The dangers of using old stuff

I was reminded the other day of the dangers of using old software.  And by "old" I mean, "hasn't been updated in a couple of years".  So not really that old, just not new.

For my personal projects, I use the open-source version of a program called The Bug Genie.  It's a web-based bug issue tracker written in PHP.  I picked it mostly because it was easy to install on my hosting account (which didn't allow SSH access at the time) and sucked less than the alternatives I had tried.  It's actually not a bad program - a little confusing to administer, but has a decent feature set and UI.
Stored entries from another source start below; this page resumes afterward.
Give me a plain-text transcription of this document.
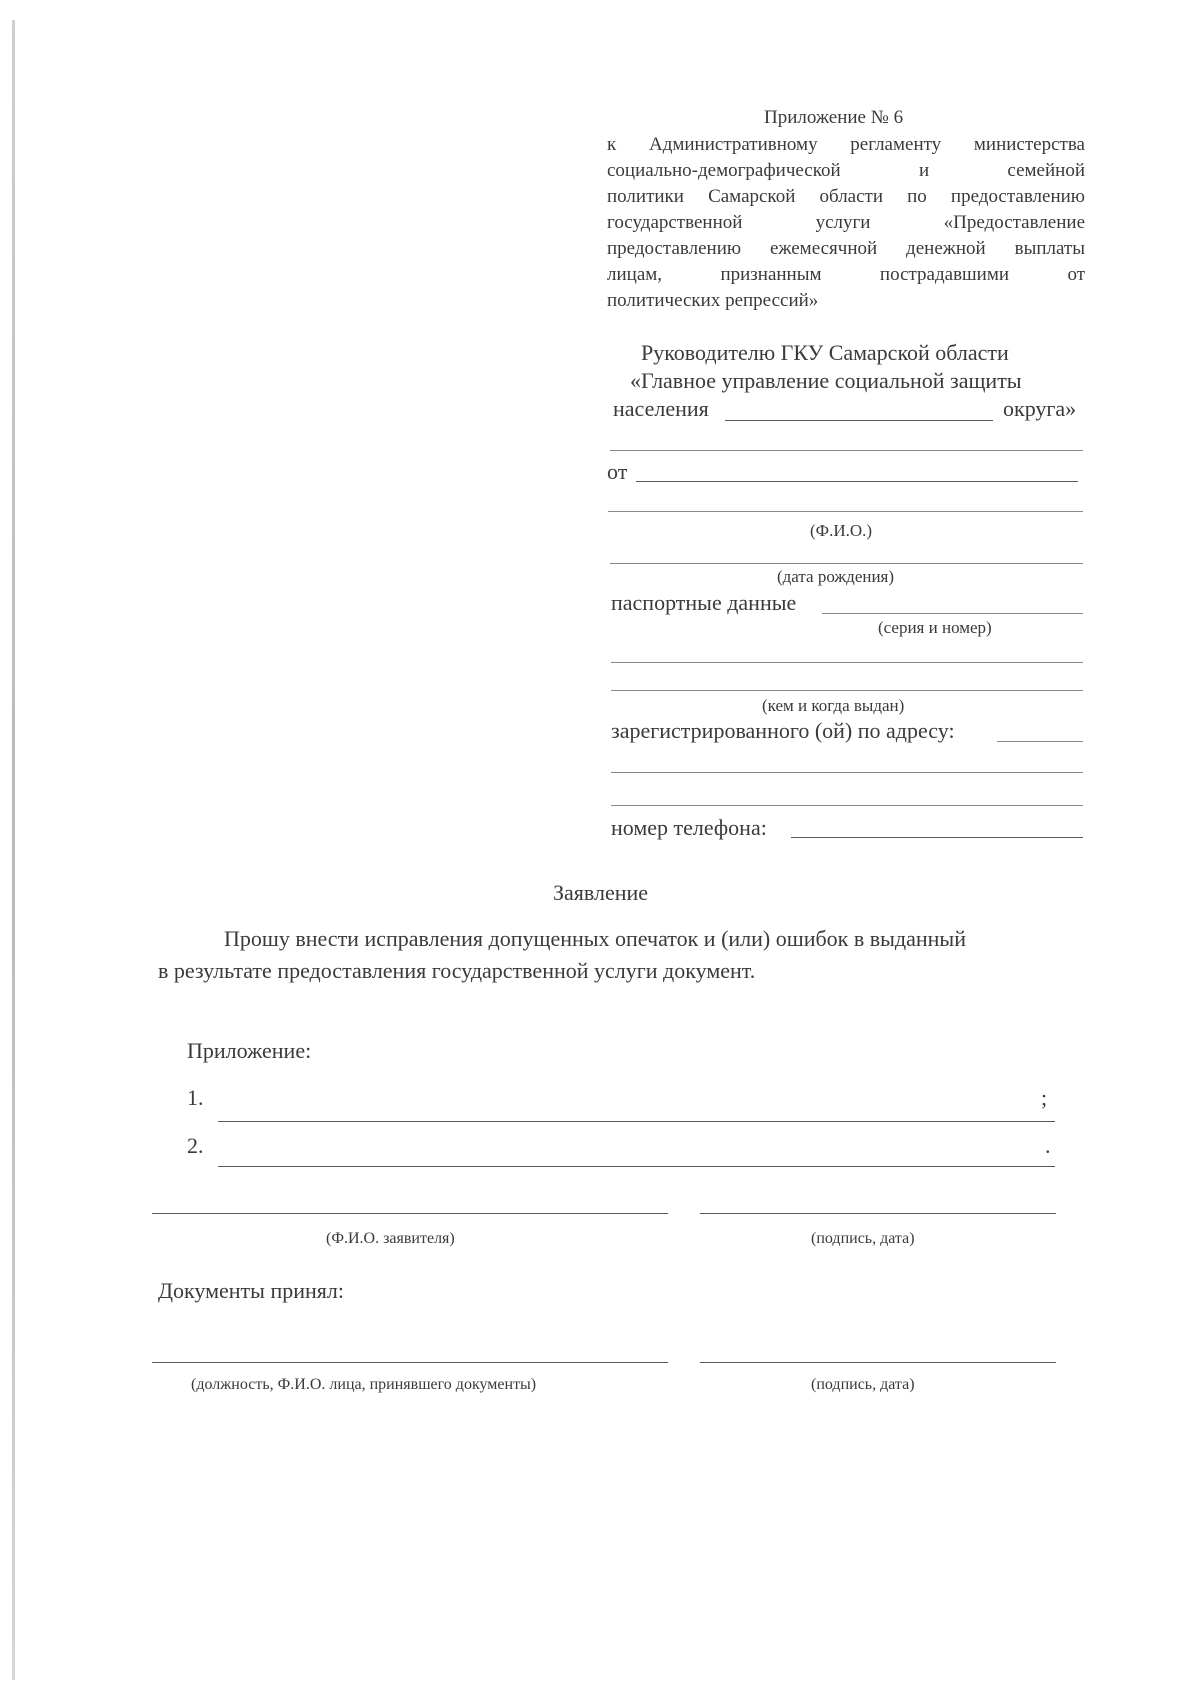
Приложение № 6
к Административному регламенту министерства
социально-демографической и семейной
политики Самарской области по предоставлению
государственной услуги «Предоставление
предоставлению ежемесячной денежной выплаты
лицам, признанным пострадавшими от
политических репрессий»
Руководителю ГКУ Самарской области
«Главное управление социальной защиты
населения	округа»
от
(Ф.И.О.)
(дата рождения)
паспортные данные
(серия и номер)
(кем и когда выдан)
зарегистрированного (ой) по адресу:
номер телефона:
Заявление
Прошу внести исправления допущенных опечаток и (или) ошибок в выданный
в результате предоставления государственной услуги документ.
Приложение:
1.	;
2.	.
(Ф.И.О. заявителя)	(подпись, дата)
Документы принял:
(должность, Ф.И.О. лица, принявшего документы)	(подпись, дата)
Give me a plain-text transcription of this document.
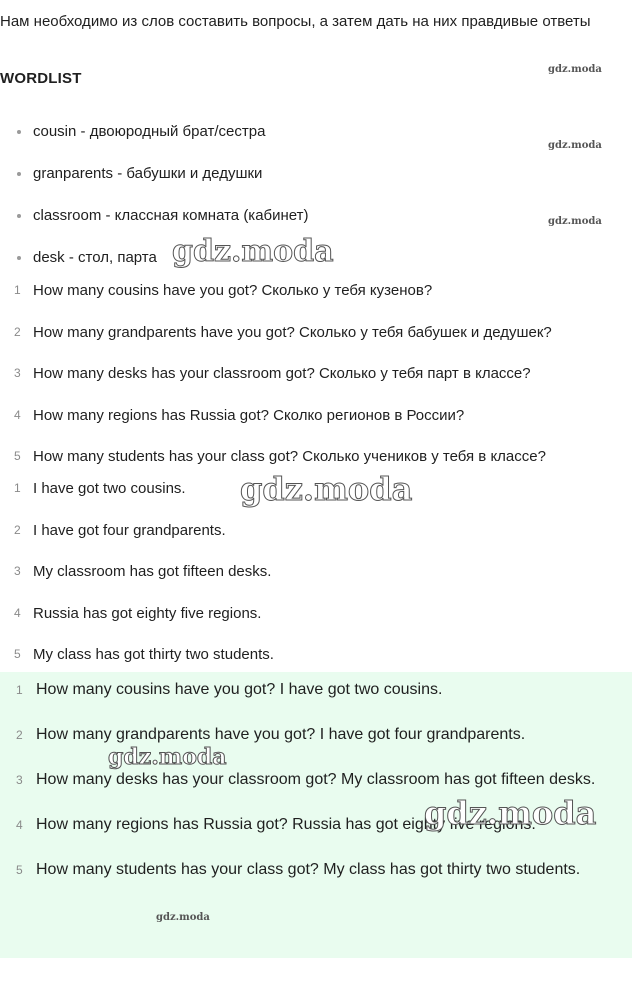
Нам необходимо из слов составить вопросы, а затем дать на них правдивые ответы

WORDLIST

cousin - двоюродный брат/сестра
granparents - бабушки и дедушки
classroom - классная комната (кабинет)
desk - стол, парта
1 How many cousins have you got? Сколько у тебя кузенов?
2 How many grandparents have you got? Сколько у тебя бабушек и дедушек?
3 How many desks has your classroom got? Сколько у тебя парт в классе?
4 How many regions has Russia got? Сколко регионов в России?
5 How many students has your class got? Сколько учеников у тебя в классе?
1 I have got two cousins.
2 I have got four grandparents.
3 My classroom has got fifteen desks.
4 Russia has got eighty five regions.
5 My class has got thirty two students.
1 How many cousins have you got? I have got two cousins.
2 How many grandparents have you got? I have got four grandparents.
3 How many desks has your classroom got? My classroom has got fifteen desks.
4 How many regions has Russia got? Russia has got eighty five regions.
5 How many students has your class got? My class has got thirty two students.
gdz.moda
gdz.moda
gdz.moda
gdz.moda
gdz.moda
gdz.moda
gdz.moda
gdz.moda
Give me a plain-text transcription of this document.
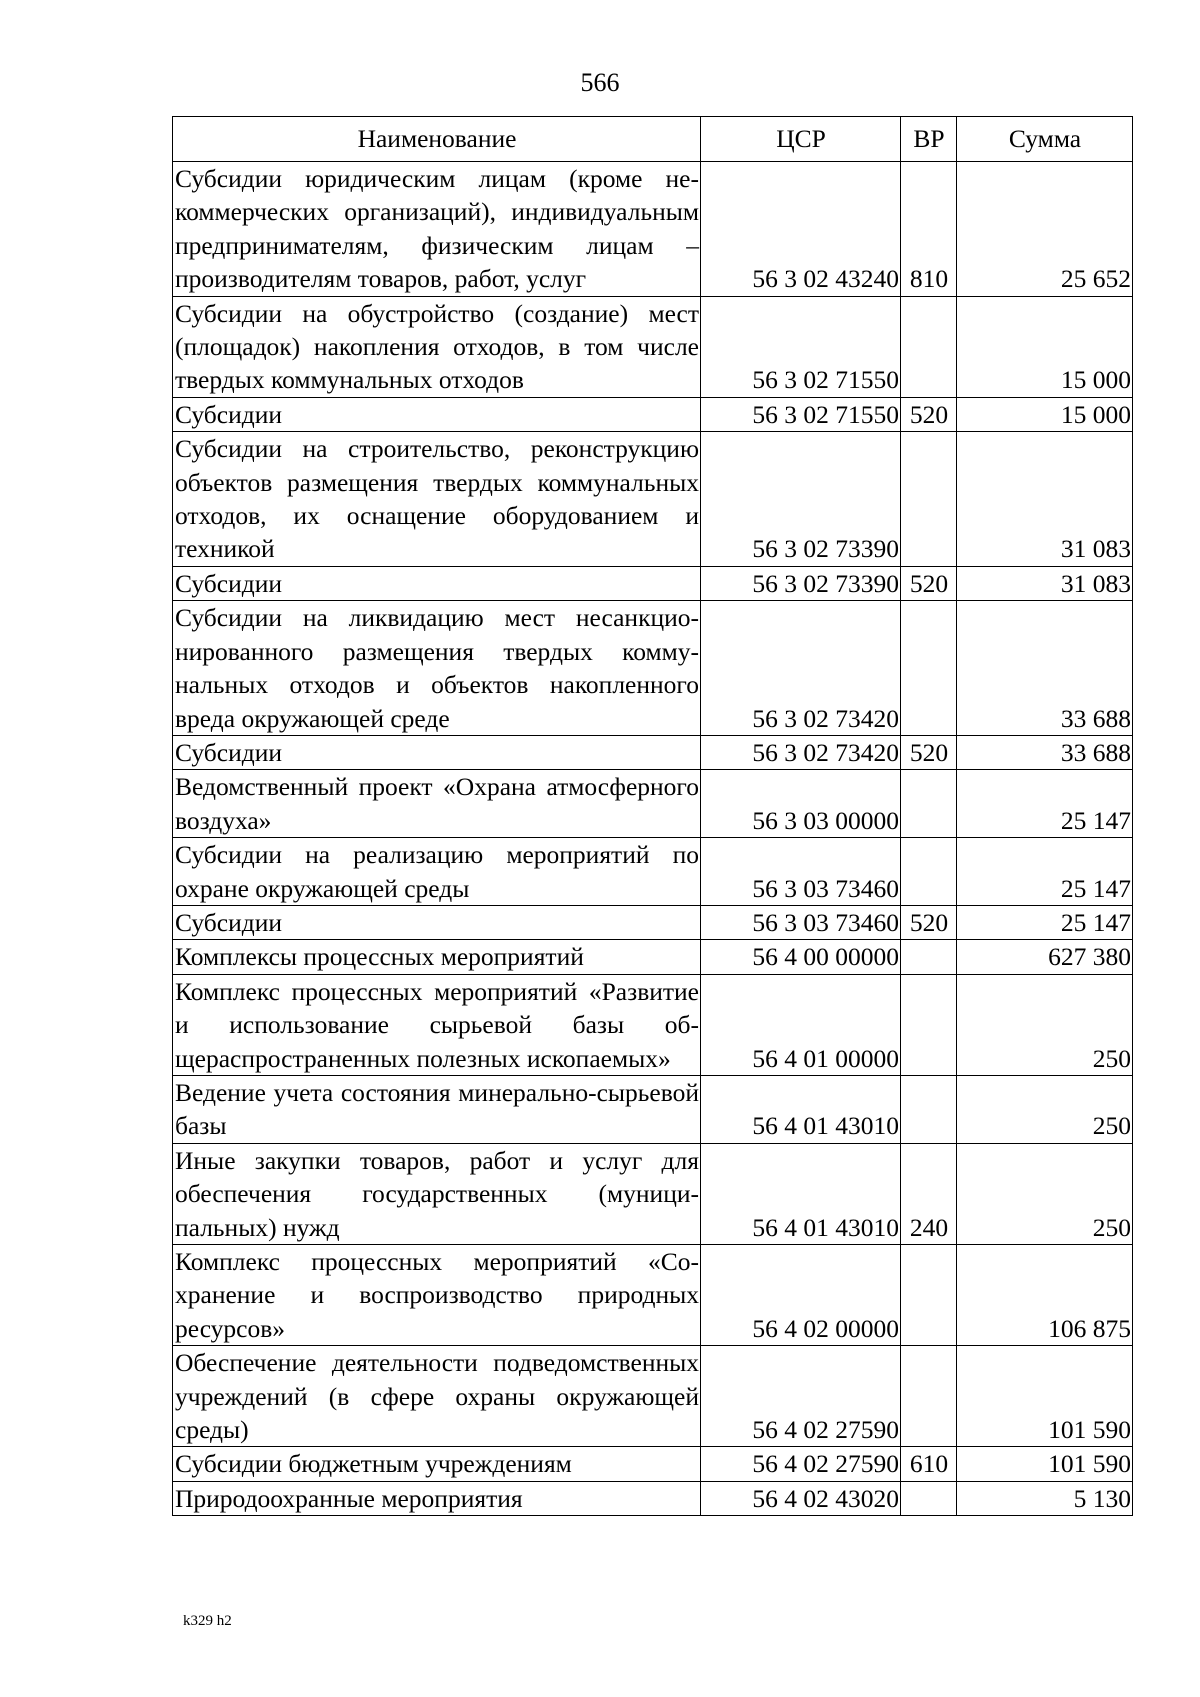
566
Наименование	ЦСР	ВР	Сумма
Субсидии юридическим лицам (кроме некоммерческих организаций), индивидуальным предпринимателям, физическим лицам – производителям товаров, работ, услуг	56 3 02 43240	810	25 652
Субсидии на обустройство (создание) мест (площадок) накопления отходов, в том числе твердых коммунальных отходов	56 3 02 71550		15 000
Субсидии	56 3 02 71550	520	15 000
Субсидии на строительство, реконструкцию объектов размещения твердых коммунальных отходов, их оснащение оборудованием и техникой	56 3 02 73390		31 083
Субсидии	56 3 02 73390	520	31 083
Субсидии на ликвидацию мест несанкционированного размещения твердых коммунальных отходов и объектов накопленного вреда окружающей среде	56 3 02 73420		33 688
Субсидии	56 3 02 73420	520	33 688
Ведомственный проект «Охрана атмосферного воздуха»	56 3 03 00000		25 147
Субсидии на реализацию мероприятий по охране окружающей среды	56 3 03 73460		25 147
Субсидии	56 3 03 73460	520	25 147
Комплексы процессных мероприятий	56 4 00 00000		627 380
Комплекс процессных мероприятий «Развитие и использование сырьевой базы общераспространенных полезных ископаемых»	56 4 01 00000		250
Ведение учета состояния минерально-сырьевой базы	56 4 01 43010		250
Иные закупки товаров, работ и услуг для обеспечения государственных (муниципальных) нужд	56 4 01 43010	240	250
Комплекс процессных мероприятий «Сохранение и воспроизводство природных ресурсов»	56 4 02 00000		106 875
Обеспечение деятельности подведомственных учреждений (в сфере охраны окружающей среды)	56 4 02 27590		101 590
Субсидии бюджетным учреждениям	56 4 02 27590	610	101 590
Природоохранные мероприятия	56 4 02 43020		5 130
k329 h2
The problem is that the last "official release" of the open-source version was in 2015.  In and of itself, this is not a problem - there are lots of super-useful programs out there that haven't been updated in far longer than that.  The problem is that this is a web application and the web, as an ecosystem, is not at all shy about breaking your stuff if you go more than six months without updating it.

So I tried to log into my Bug Genie instance the other day and I ran into two issues.  The first, and most serious, was a fatal error saying that a parameter to the count() function must be either an array or a countable.  After a little debugging, it turned out that this was due to a change in PHP 7.2, to which my web host had recently upgraded.  The code for one of the Composer packages contained a bug that didn't always pass an appropriate parameter to count() and in older versions of PHP, this would pass silently.  But in PHP 7.2, this raises a warning, which was in turn causing an error.  The fix was simply to update to a more recent version of the package that fixes the underlying bug.

The second issue was client-side.  The project pages have a number of panels on them that are loaded via AJAX calls, and none of them were loading.  Turned out the problem was that a JavaScript file related to the Mozilla Persona support wasn't loading and this was causing subsequent scripts on the page to fail.  A quick search revealed that there was a good reason it wasn't loading - Mozilla discontinued its Persona service in 2016, so the URL the page was trying to load no longer existed.  Fortunately, this was easily fixed by turning off that feature.

So we have two things broken by the passage of time.  One a change in platform semantics and the other a change in the surrounding ecosystem.  Both of them theoretically foreseeable.  But on the other hand, both also very easy to overlook.

For a software developer, this is a parable on building for longevity.  There are dangers is relying on external dependencies.  There are dangers in being even slightly out of spec.  If we want our software to last, we need to be vigilant in our validation and establish boundaries.  You can't trust the testing of today to reflect the world of tomorrow.